Leased by the city for the nominal 5 percent of operating revenues, Wareham has until Saturday, Nov. 1 or the city will foreclose on the 1.25-acre property. He estimates he will lose more than $100,000 in out-of-pocket expenses because of this venture.

He believes the center will make money, if and when it opens. The only way that could happen this late in the game is to establish a non-profit organization. He said a group of seven to 10 unconfirmed residents will meet this Saturday “to come up with a plan.”

The group will have to make a presentation at the Oct. 21 City Council meeting in order to appease the STIC’s landlord. Without a last-minute plan, a legal battle likely will ensue between the contractor and city. The city could be prohibited from using the land until Van Winkle is paid.

Steve Yonkers, South Lake Tahoe Chamber of Commerce, commended Wareham for his effort but asked why the community wasn’t approached sooner.

“You beat yourself up outside Tahoe when it sounded like you had the support here,” he said. “People here simply don’t know what is happening.
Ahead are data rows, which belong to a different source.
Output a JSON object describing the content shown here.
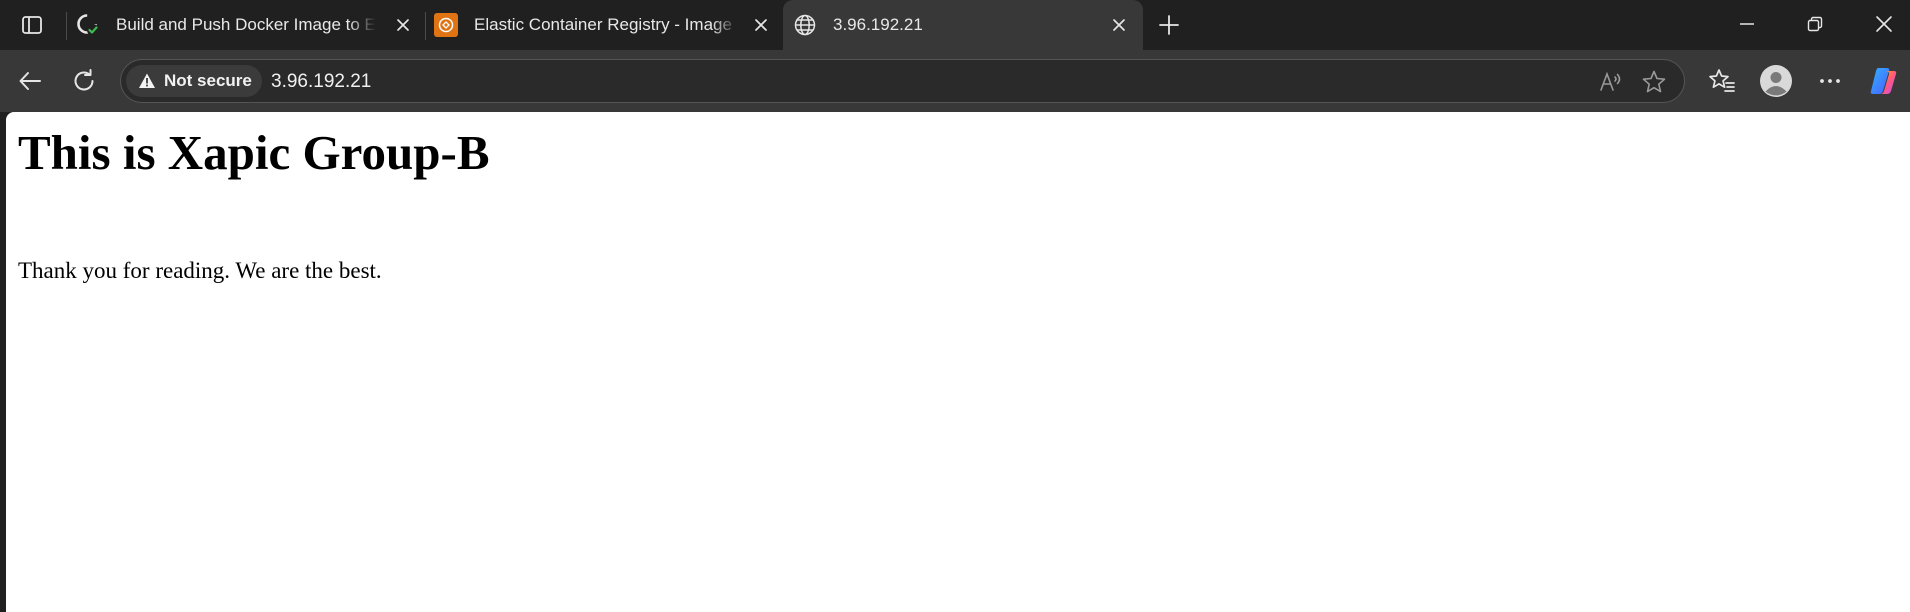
{
  "browser": {
    "tabs": [
      {
        "title": "Build and Push Docker Image to E",
        "icon": "github-actions-icon",
        "active": false
      },
      {
        "title": "Elastic Container Registry - Image",
        "icon": "aws-ecr-icon",
        "active": false
      },
      {
        "title": "3.96.192.21",
        "icon": "globe-icon",
        "active": true
      }
    ],
    "address_bar": {
      "security_label": "Not secure",
      "url": "3.96.192.21"
    },
    "icons": {
      "tab_actions": "tab-actions-icon",
      "new_tab": "plus-icon",
      "back": "back-arrow-icon",
      "refresh": "refresh-icon",
      "read_aloud": "read-aloud-icon",
      "favorite": "star-icon",
      "favorites": "favorites-icon",
      "profile": "avatar-icon",
      "menu": "more-icon",
      "copilot": "copilot-icon"
    },
    "colors": {
      "frame": "#202020",
      "toolbar": "#383838",
      "ecr_orange": "#e07415",
      "github_check": "#3fb950"
    }
  },
  "page": {
    "heading": "This is Xapic Group-B",
    "paragraph": "Thank you for reading. We are the best."
  }
}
Residents are generous in this community.”

Jackie Donaldson said what the STIC needs is a benefactor with a deep wallet but she understands if residents bring the rink from the depths of debt, they can claim it’s truly theirs. She even suggested the casinos play a part in the rink’s rebirth.

“We have an urgent need to get funding in a short amount of time,” she said. “It’s time for the casinos to give back. I’m sure they would get pretty good publicity.”